– Та поисть дай ему! – перебивает мать.

Наскоро ем и сажусь за рисование. Отец гордится моим умением рисовать. Виду он не подает, но, собираясь в гости в соседнюю деревню, говорит словно между прочим:

– А где, сынок, картинки, что ты вчера сделал? Дай-ка сюда.

И несет их в подарок.

Мне очень хотелось научиться писать масляными красками.

– Тату, ты ведь говорил, что Малышок меня поучит, – приставал я к отцу.

– Хворает он сейчас. Сходи-ка сам, напомни про обещание да свои картинки отнеси.

Но Малышок – немолодой, нелюдимый человек, вечно перемазанный красками, – внушал мне робость, и пойти к нему я все не решался.

Поучиться мне у него так и не удалось. Наш сельский художник вскоре умер. Долго работы художника-самоучки: декорации, занавес, пейзажи, украшавшие клуб, – были для меня образцом для подражания.

Я старательно учился рисовать сам, как умел. Учителя стали поручать мне оформление плакатов, лозунгов. Вскоре меня выбрали членом редколлегии нашей школьной стенгазеты, и до окончания семилетки я с неизменным увлечением оформлял и школьную, и классную газеты.

И отец часто повторял:

– Кончишь школу, Ваня, пойдешь учиться рисовать.


Пожалуй, еще сильнее, чем рисованием, стал я увлекаться спортом. Вот с чего это началось.

Однажды на доске объявлений у клуба появилась афиша. В ней сообщалось, что на днях состоится выступление силача.

В тот вечер клуб не вместил всех желающих посмотреть на силача, но кое-кому из ребят, и мне в их числе, удалось пробраться вперед.

Занавес поднялся, и на сцену вышел парень в трусах и майке, схваченной поясом. Он был коренаст, сбит крепко. Мускулы буграми выступали у него на руках, спина была словно в узлах.

Кто-то крикнул:

– На таком и пахать можно!

Я глазам не поверил, когда он стал легко подбрасывать и ловить двухпудовые гири. Вот он взял гирю зубами и ловко перебросил за спину, затем подбросил вверх и отбил грудью, словно резиновый мяч. Он вызывал на сцену самых здоровых парубков, и они с трудом отрывали гири от земли!
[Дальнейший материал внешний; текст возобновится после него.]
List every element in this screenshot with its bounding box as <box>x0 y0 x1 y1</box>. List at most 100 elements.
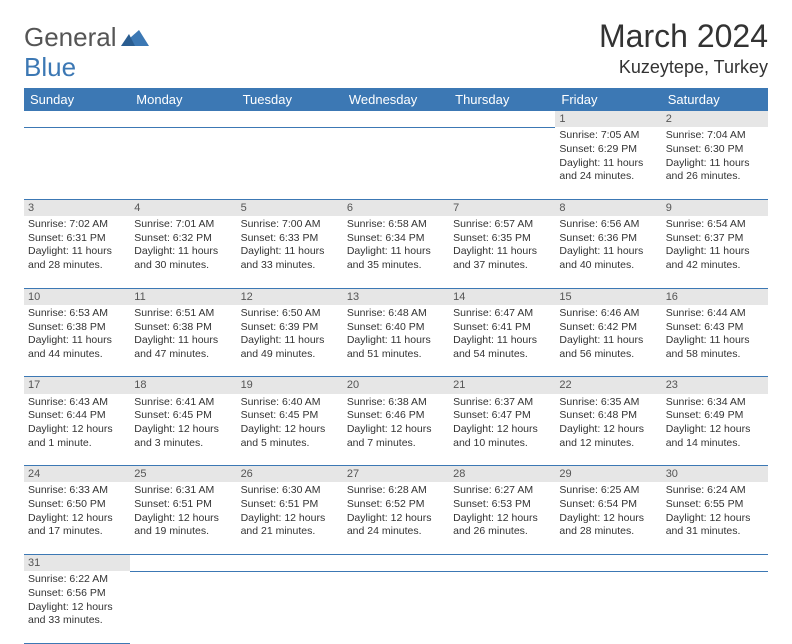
day-cell: Sunrise: 6:24 AMSunset: 6:55 PMDaylight:… <box>662 482 768 554</box>
day-number: 10 <box>24 288 130 305</box>
daylight-line: Daylight: 12 hours and 26 minutes. <box>453 512 551 539</box>
day-cell: Sunrise: 7:05 AMSunset: 6:29 PMDaylight:… <box>555 127 661 199</box>
day-cell: Sunrise: 6:46 AMSunset: 6:42 PMDaylight:… <box>555 305 661 377</box>
sunrise-line: Sunrise: 6:57 AM <box>453 218 551 232</box>
sunrise-line: Sunrise: 6:31 AM <box>134 484 232 498</box>
daynum-row: 17181920212223 <box>24 377 768 394</box>
empty-cell <box>449 111 555 127</box>
daylight-line: Daylight: 11 hours and 51 minutes. <box>347 334 445 361</box>
day-number: 25 <box>130 466 236 483</box>
title-block: March 2024 Kuzeytepe, Turkey <box>599 18 768 78</box>
content-row: Sunrise: 6:43 AMSunset: 6:44 PMDaylight:… <box>24 394 768 466</box>
daylight-line: Daylight: 12 hours and 28 minutes. <box>559 512 657 539</box>
weekday-header: Monday <box>130 88 236 111</box>
day-number: 12 <box>237 288 343 305</box>
sunrise-line: Sunrise: 6:40 AM <box>241 396 339 410</box>
day-number: 20 <box>343 377 449 394</box>
weekday-header: Saturday <box>662 88 768 111</box>
daylight-line: Daylight: 12 hours and 10 minutes. <box>453 423 551 450</box>
day-number: 6 <box>343 199 449 216</box>
empty-cell <box>555 571 661 643</box>
day-cell: Sunrise: 6:33 AMSunset: 6:50 PMDaylight:… <box>24 482 130 554</box>
day-number: 8 <box>555 199 661 216</box>
daynum-row: 31 <box>24 554 768 571</box>
sunset-line: Sunset: 6:37 PM <box>666 232 764 246</box>
sunset-line: Sunset: 6:52 PM <box>347 498 445 512</box>
day-cell: Sunrise: 6:34 AMSunset: 6:49 PMDaylight:… <box>662 394 768 466</box>
content-row: Sunrise: 6:22 AMSunset: 6:56 PMDaylight:… <box>24 571 768 643</box>
sunset-line: Sunset: 6:47 PM <box>453 409 551 423</box>
empty-cell <box>237 127 343 199</box>
daylight-line: Daylight: 11 hours and 49 minutes. <box>241 334 339 361</box>
day-cell: Sunrise: 7:02 AMSunset: 6:31 PMDaylight:… <box>24 216 130 288</box>
empty-cell <box>130 111 236 127</box>
sunset-line: Sunset: 6:51 PM <box>134 498 232 512</box>
sunset-line: Sunset: 6:42 PM <box>559 321 657 335</box>
logo-text-general: General <box>24 22 117 53</box>
daylight-line: Daylight: 11 hours and 37 minutes. <box>453 245 551 272</box>
sunset-line: Sunset: 6:50 PM <box>28 498 126 512</box>
sunset-line: Sunset: 6:35 PM <box>453 232 551 246</box>
daylight-line: Daylight: 11 hours and 42 minutes. <box>666 245 764 272</box>
empty-cell <box>237 111 343 127</box>
day-number: 22 <box>555 377 661 394</box>
sunset-line: Sunset: 6:51 PM <box>241 498 339 512</box>
logo-flag-icon <box>121 28 149 51</box>
day-number: 31 <box>24 554 130 571</box>
empty-cell <box>24 127 130 199</box>
sunrise-line: Sunrise: 6:46 AM <box>559 307 657 321</box>
sunset-line: Sunset: 6:32 PM <box>134 232 232 246</box>
sunset-line: Sunset: 6:44 PM <box>28 409 126 423</box>
daylight-line: Daylight: 11 hours and 24 minutes. <box>559 157 657 184</box>
day-cell: Sunrise: 6:28 AMSunset: 6:52 PMDaylight:… <box>343 482 449 554</box>
empty-cell <box>662 571 768 643</box>
daylight-line: Daylight: 12 hours and 7 minutes. <box>347 423 445 450</box>
empty-cell <box>449 571 555 643</box>
day-number: 26 <box>237 466 343 483</box>
daynum-row: 12 <box>24 111 768 127</box>
sunrise-line: Sunrise: 6:35 AM <box>559 396 657 410</box>
location: Kuzeytepe, Turkey <box>599 57 768 78</box>
day-number: 13 <box>343 288 449 305</box>
sunset-line: Sunset: 6:46 PM <box>347 409 445 423</box>
daynum-row: 24252627282930 <box>24 466 768 483</box>
day-number: 27 <box>343 466 449 483</box>
day-number: 14 <box>449 288 555 305</box>
daylight-line: Daylight: 11 hours and 33 minutes. <box>241 245 339 272</box>
weekday-header: Tuesday <box>237 88 343 111</box>
day-number: 17 <box>24 377 130 394</box>
sunrise-line: Sunrise: 7:01 AM <box>134 218 232 232</box>
daylight-line: Daylight: 12 hours and 12 minutes. <box>559 423 657 450</box>
sunset-line: Sunset: 6:38 PM <box>134 321 232 335</box>
sunset-line: Sunset: 6:39 PM <box>241 321 339 335</box>
daylight-line: Daylight: 12 hours and 17 minutes. <box>28 512 126 539</box>
empty-cell <box>449 127 555 199</box>
empty-cell <box>130 554 236 571</box>
daylight-line: Daylight: 12 hours and 31 minutes. <box>666 512 764 539</box>
day-number: 7 <box>449 199 555 216</box>
day-cell: Sunrise: 6:58 AMSunset: 6:34 PMDaylight:… <box>343 216 449 288</box>
calendar-body: 12Sunrise: 7:05 AMSunset: 6:29 PMDayligh… <box>24 111 768 643</box>
daylight-line: Daylight: 11 hours and 30 minutes. <box>134 245 232 272</box>
day-cell: Sunrise: 6:56 AMSunset: 6:36 PMDaylight:… <box>555 216 661 288</box>
sunrise-line: Sunrise: 6:22 AM <box>28 573 126 587</box>
sunrise-line: Sunrise: 6:25 AM <box>559 484 657 498</box>
empty-cell <box>237 571 343 643</box>
content-row: Sunrise: 6:33 AMSunset: 6:50 PMDaylight:… <box>24 482 768 554</box>
day-cell: Sunrise: 6:48 AMSunset: 6:40 PMDaylight:… <box>343 305 449 377</box>
day-number: 5 <box>237 199 343 216</box>
sunrise-line: Sunrise: 6:38 AM <box>347 396 445 410</box>
day-number: 2 <box>662 111 768 127</box>
daylight-line: Daylight: 12 hours and 1 minute. <box>28 423 126 450</box>
day-number: 15 <box>555 288 661 305</box>
empty-cell <box>343 554 449 571</box>
day-number: 16 <box>662 288 768 305</box>
daylight-line: Daylight: 11 hours and 47 minutes. <box>134 334 232 361</box>
sunset-line: Sunset: 6:43 PM <box>666 321 764 335</box>
month-title: March 2024 <box>599 18 768 55</box>
sunset-line: Sunset: 6:49 PM <box>666 409 764 423</box>
content-row: Sunrise: 7:05 AMSunset: 6:29 PMDaylight:… <box>24 127 768 199</box>
day-number: 28 <box>449 466 555 483</box>
sunset-line: Sunset: 6:41 PM <box>453 321 551 335</box>
sunrise-line: Sunrise: 7:05 AM <box>559 129 657 143</box>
– Вот силища! Смотрите-ка, смотрите! – кричу я товарищам.

Силач ложится на пол, ему на грудь кладут доску, а на доску становятся несколько парней. А он лежит себе спокойно, даже не крякнет. Встает как ни в чем не бывало и кланяется. Теперь ему на голову кладут три кирпича. И кузнец, слывший у нас силачом, сейчас ударит по верхнему увесистым молотком. Силач говорит, усмехаясь:

– Смотри не промахнись. Бей по кирпичу.

Кузнец опускает молоток. Два верхних кирпича разбиты, уцелел только нижний. Силач снимает его и с улыбкой кланяется. Шесть человек слева и шесть справа стараются сбить его с ног. Но даже сдвинуть с места не могут.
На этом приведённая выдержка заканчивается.